As I make plans to travel to Lake Tahoe, it's clear to me that it's a lot easier than we may think to seize the moment. And it works wonders for our health.
   
“If there's one thing I tell my patients, it's that they'll feel better if they take control of their lives,” says Princeton, New Jersey physician Dr. Trissa Baden. “There's not question that reducing stress improves a person's physical and emotional health.”
   
It may take a while to put into practice, but we all have the power to march to our own beat. Witness “Wild Bill” Hinson. About 15 years ago, Hinson, 39, was in the Air Force Reserve and working as an engineer in California's Central Valley. Then it happened.
  
“I just kept getting fatter and fatter,” said Hinson, who is today a muscular, six-foot, 175-pound hunk with sultry black features and honey-colored hair. “I marched right down to the Yand signed up for an aerobics class.” Bored by the music, Hinson brought in his boomin' Sylvester tapes. He soon began teaching. “I got up in front of the class and something just came over me,” Hinson recalls with a wicked laugh. “I'd dress up in full leather. I'd chase the flabby people around the room with sticks. Pretty soon I had a cult following. My classes kept getting bigger and bigger. That's when I got the nickname Wild Bill.”
   
Now in San Francisco, he was diagnosed with full-blown AIDS in 1990 but hasn't put away his spandex. He teaches nine 40-minute wild and crazy aerobics classes a week. There's a waiting line to get in.
   
“This man is tenacious,” said Nanette Asimov, a slim, 35-year-old redhead who started working out with Wild Bill five years ago. “I have never seen anyone as determined to live and live well He has been hit by the worst medical problem of this century and yet he continues to give other people good health. I think he keeps going because he's doing exactly what he wants to do.”
   
Robert De Andreis, 36, is another man with HIV who say the disease has motivated him to “stop waiting for instructions.” A former teacher who'd kept journals since he was 16, De Andreis transcribed all his diaries, transferring them to computer disks when he went on disability two years ago.
   
As he was going through his journals, he realized he had a real flair for writing. A friend who worked at The Sentinel, one of the gay weeklies in San Francisco, suggested that De Andreis write a column. Today, his witty, outrageous, totally uncensored “HIV Commentary” is among the most widely read columns in the Bay Area newspaper. Among the topics his fans have come to adore are De Andreis's rantings about his ex-boyfriend Bob and his skewering of AIDS service organizations.
   
In the past six months, his candid, straight-from-the-crotch commentary has generated more than 2,000 letters. He's been a guest on talk shows, published a collection of his columns and given public readings to standing-room-only crowds.

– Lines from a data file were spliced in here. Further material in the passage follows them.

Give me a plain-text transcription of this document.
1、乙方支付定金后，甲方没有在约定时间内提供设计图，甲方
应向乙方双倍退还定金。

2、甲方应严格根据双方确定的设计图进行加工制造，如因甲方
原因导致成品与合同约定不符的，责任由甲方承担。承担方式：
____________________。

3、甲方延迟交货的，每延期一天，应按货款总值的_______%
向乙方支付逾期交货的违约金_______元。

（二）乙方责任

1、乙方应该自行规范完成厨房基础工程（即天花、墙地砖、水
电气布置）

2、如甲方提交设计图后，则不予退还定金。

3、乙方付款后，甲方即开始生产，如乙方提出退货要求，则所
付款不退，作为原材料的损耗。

Sprawled on the couch in front of a huge picture window in his cozy apartment, De Andreis chatted about how writing has changed his life.
   
“It is cleansing and cathartic,” he said, brushing a hand over the splash of henna that highlights his brown hair. “There is something about writing that keeps me going. It gives me a chance to celebrate and honor my life. All those years when I thought that I was going to live forever, I never did anything. Now people think I'm the toast of the town.”
   
Psychotherapist Dr. Richard Wagner says the power of De Andreis's column rests in the fact that De Andreis is clearly enjoying himself “His live-for-the-moment approach is not reflected generally in popular culture. Robert skips past all the stressful ‘woe is me' stuff.”
   
With all the societal messages about the importance of being responsible, people have a hard time believing they have the right to chart their own course, Wagner says. But there's not a better health strategy than embracing life fully—on one's own terms. Wild Bill Hinson is living proof.
   
“Sometimes my feet get swollen from KS, but I refuse to stop teaching,” said Hinson as he prepared for another class. “If I doe, it will be on the aerobics floor.”